Schmerzmittel sind immer ein zweischneidiges Schwert. Einerseits helfen sie effektiv das Leben der Betroffenen zu verbessern. Wenn aber die Ursache des Schmerzes nicht rechtzeitig genug behoben wird, kann der Patient schnell abhängig von den Schmerzmitteln werden. Der Missbrauch verschreibungspflichtiger Opiate ist vor allem in den Vereinigten Staaten eine weit verbreitete Problematik.
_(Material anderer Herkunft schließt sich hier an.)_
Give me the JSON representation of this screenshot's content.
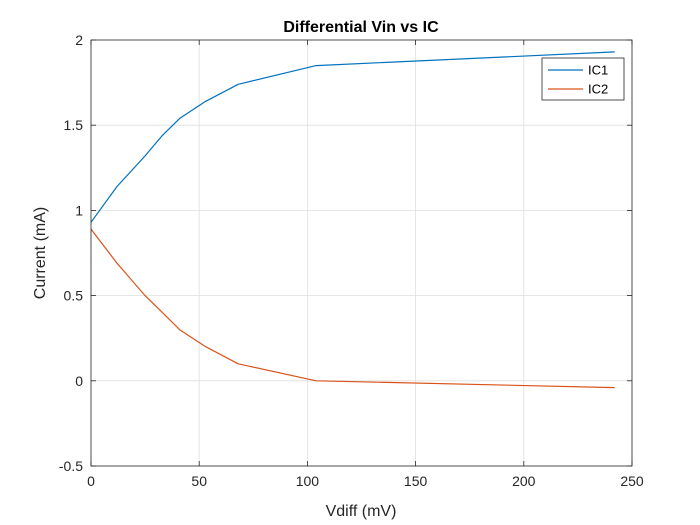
{
  "chart_data": {
    "type": "line",
    "title": "Differential Vin vs IC",
    "xlabel": "Vdiff (mV)",
    "ylabel": "Current (mA)",
    "xlim": [
      0,
      250
    ],
    "ylim": [
      -0.5,
      2
    ],
    "xticks": [
      0,
      50,
      100,
      150,
      200,
      250
    ],
    "yticks": [
      -0.5,
      0,
      0.5,
      1,
      1.5,
      2
    ],
    "xtick_labels": [
      "0",
      "50",
      "100",
      "150",
      "200",
      "250"
    ],
    "ytick_labels": [
      "-0.5",
      "0",
      "0.5",
      "1",
      "1.5",
      "2"
    ],
    "grid": true,
    "legend_position": "top-right",
    "series": [
      {
        "name": "IC1",
        "color": "#0072BD",
        "x": [
          0,
          12,
          25,
          33,
          41,
          53,
          68,
          104,
          242
        ],
        "y": [
          0.93,
          1.14,
          1.32,
          1.44,
          1.54,
          1.64,
          1.74,
          1.85,
          1.93
        ]
      },
      {
        "name": "IC2",
        "color": "#D95319",
        "x": [
          0,
          12,
          25,
          33,
          41,
          53,
          68,
          104,
          242
        ],
        "y": [
          0.89,
          0.69,
          0.5,
          0.4,
          0.3,
          0.2,
          0.1,
          0.0,
          -0.04
        ]
      }
    ]
  }
}
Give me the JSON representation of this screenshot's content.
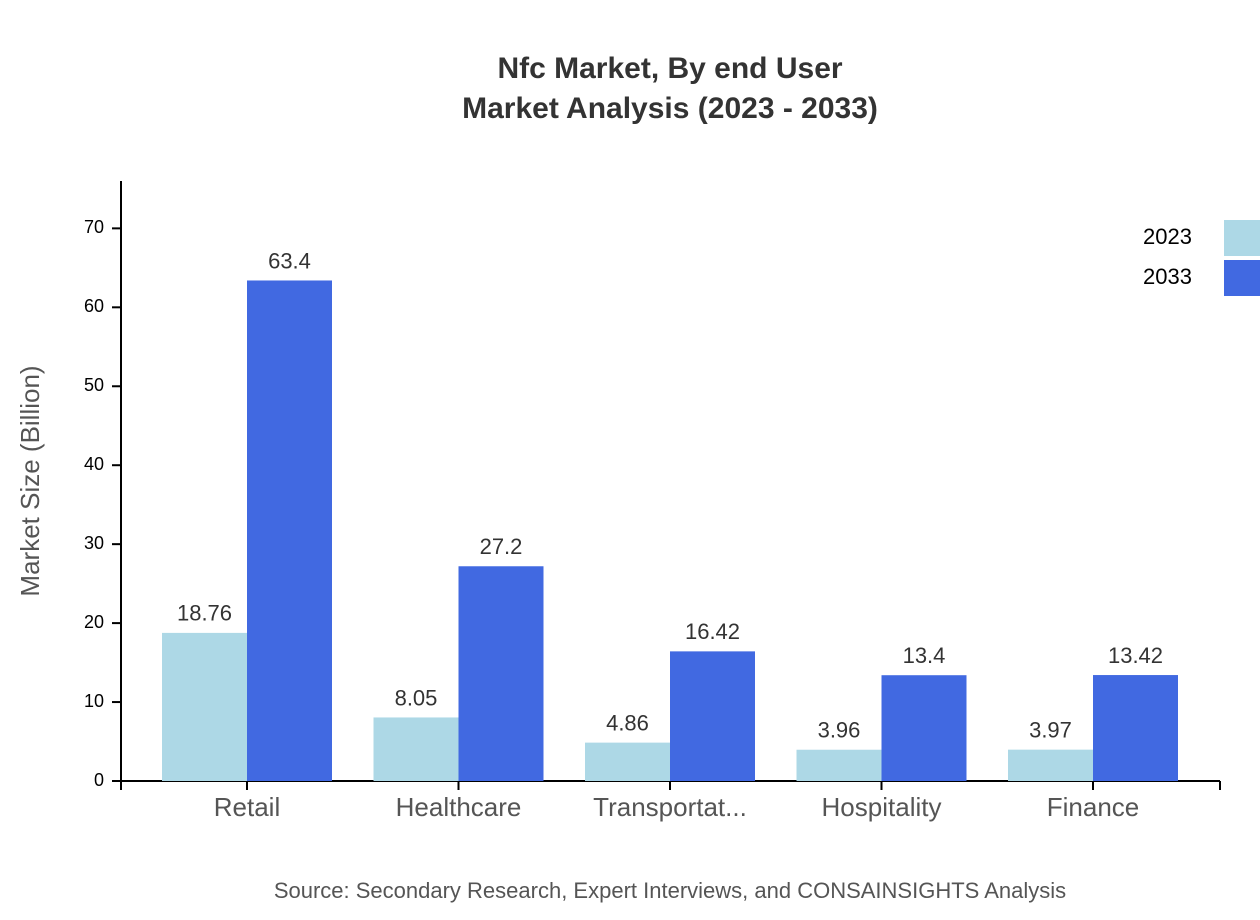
{
  "chart_data": {
    "type": "bar",
    "title": "Nfc Market, By end User",
    "subtitle": "Market Analysis (2023 - 2033)",
    "y_label": "Market Size (Billion)",
    "source": "Source: Secondary Research, Expert Interviews, and CONSAINSIGHTS Analysis",
    "categories": [
      "Retail",
      "Healthcare",
      "Transportat...",
      "Hospitality",
      "Finance"
    ],
    "series": [
      {
        "name": "2023",
        "color": "#add8e6",
        "values": [
          18.76,
          8.05,
          4.86,
          3.96,
          3.97
        ]
      },
      {
        "name": "2033",
        "color": "#4169e1",
        "values": [
          63.4,
          27.2,
          16.42,
          13.4,
          13.42
        ]
      }
    ],
    "ylim": [
      0,
      76
    ],
    "yticks": [
      0,
      10,
      20,
      30,
      40,
      50,
      60,
      70
    ],
    "legend": "top-right"
  }
}
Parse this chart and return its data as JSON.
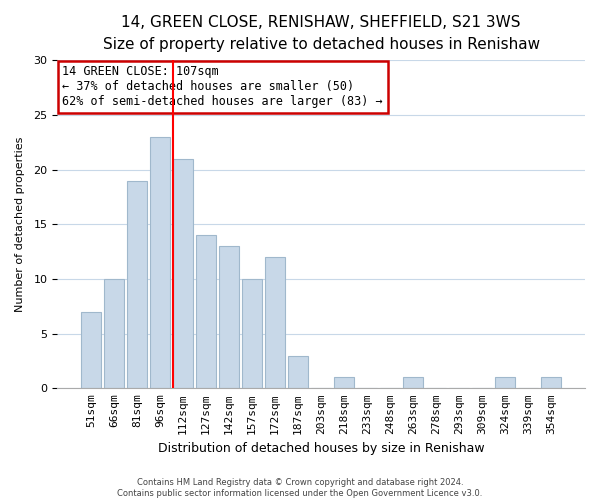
{
  "title": "14, GREEN CLOSE, RENISHAW, SHEFFIELD, S21 3WS",
  "subtitle": "Size of property relative to detached houses in Renishaw",
  "xlabel": "Distribution of detached houses by size in Renishaw",
  "ylabel": "Number of detached properties",
  "bar_labels": [
    "51sqm",
    "66sqm",
    "81sqm",
    "96sqm",
    "112sqm",
    "127sqm",
    "142sqm",
    "157sqm",
    "172sqm",
    "187sqm",
    "203sqm",
    "218sqm",
    "233sqm",
    "248sqm",
    "263sqm",
    "278sqm",
    "293sqm",
    "309sqm",
    "324sqm",
    "339sqm",
    "354sqm"
  ],
  "bar_values": [
    7,
    10,
    19,
    23,
    21,
    14,
    13,
    10,
    12,
    3,
    0,
    1,
    0,
    0,
    1,
    0,
    0,
    0,
    1,
    0,
    1
  ],
  "bar_color": "#c8d8e8",
  "bar_edgecolor": "#a0b8cc",
  "ylim": [
    0,
    30
  ],
  "yticks": [
    0,
    5,
    10,
    15,
    20,
    25,
    30
  ],
  "redline_index": 4,
  "annotation_title": "14 GREEN CLOSE: 107sqm",
  "annotation_line1": "← 37% of detached houses are smaller (50)",
  "annotation_line2": "62% of semi-detached houses are larger (83) →",
  "footer1": "Contains HM Land Registry data © Crown copyright and database right 2024.",
  "footer2": "Contains public sector information licensed under the Open Government Licence v3.0.",
  "background_color": "#ffffff",
  "grid_color": "#c8d8e8",
  "title_fontsize": 11,
  "subtitle_fontsize": 9.5,
  "xlabel_fontsize": 9,
  "ylabel_fontsize": 8,
  "tick_fontsize": 8,
  "annot_fontsize": 8.5,
  "footer_fontsize": 6
}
Einer aktuellen Studie zu Folge gaben dort neunzig Prozent der Hausärzte an, in ihrem Bezirk gebe es mittlere oder sogar große Probleme durch den unsachgemäßen Gebrauch von Schmerzmitteln.


Tabletten
Opiate

Die Aussage der Ärzte wird dabei durch einige weitere Fakten belegt. Die Zahl der Todesfälle im Zusammenhang mit dem Missbrauch verschreibungspflichtiger Medikamente liegt höher als die Opferzahl aller anderen illegalen Drogen kombiniert. Nach Angaben des„National Institute of Drug Abuse“ gab es bereits im Jahr 2010 mehr als acht Millionen Amerikaner, die Schmerzmittel ohne zwingenden medizinischen Grund zu sich nahmen.

Todesfälle nehmen stetig zu

Ein großes Problem dabei ist die schiere Anzahl der ausgestellten Rezepte. Im Jahr 2010 wurden demnach insgesamt so viele Schmerzmittel verschrieben, dass theoretisch jeder Amerikaner einen Monat lang, alle vier Stunden eine Tablette hätte nehmen können. Bei einer solch hohen Anzahl an verfügbaren Schmerzmitteln, liegt es nahe, dass auch die Todeszahlen durch den Missbrauch verschreibungspflichtiger Medikamente stetig ansteigen: Seit 1990 hat sich die Zahl mehr als verdreifacht.


Problembewusstsein ist ein Teil der Lösung

Die Studie macht aber auch Hoffnung: Die übergroße Anzahl der Hausärzte scheint sich des Problems inzwischen bewusst zu sein. Der Autor der Studie, Dr. G. Caleb Alexander, ist daher zuversichtlich, dass die zuständigen Mediziner zukünftig verstärkt alternative Methoden der Schmerzbekämpfung in Betracht ziehen werden. Dazu gehört der Einsatz von opiatfreien Medikamenten, genauso wie die Nutzung anderer schmerzlindernder Maßnahmen – beispielsweise Massagen oder eine Akkupunktur. Das medizinische System sei lange Zeit ein Teil des Problems gewesen, nun aber werde es zu einem Teil der Lösung, so Alexander.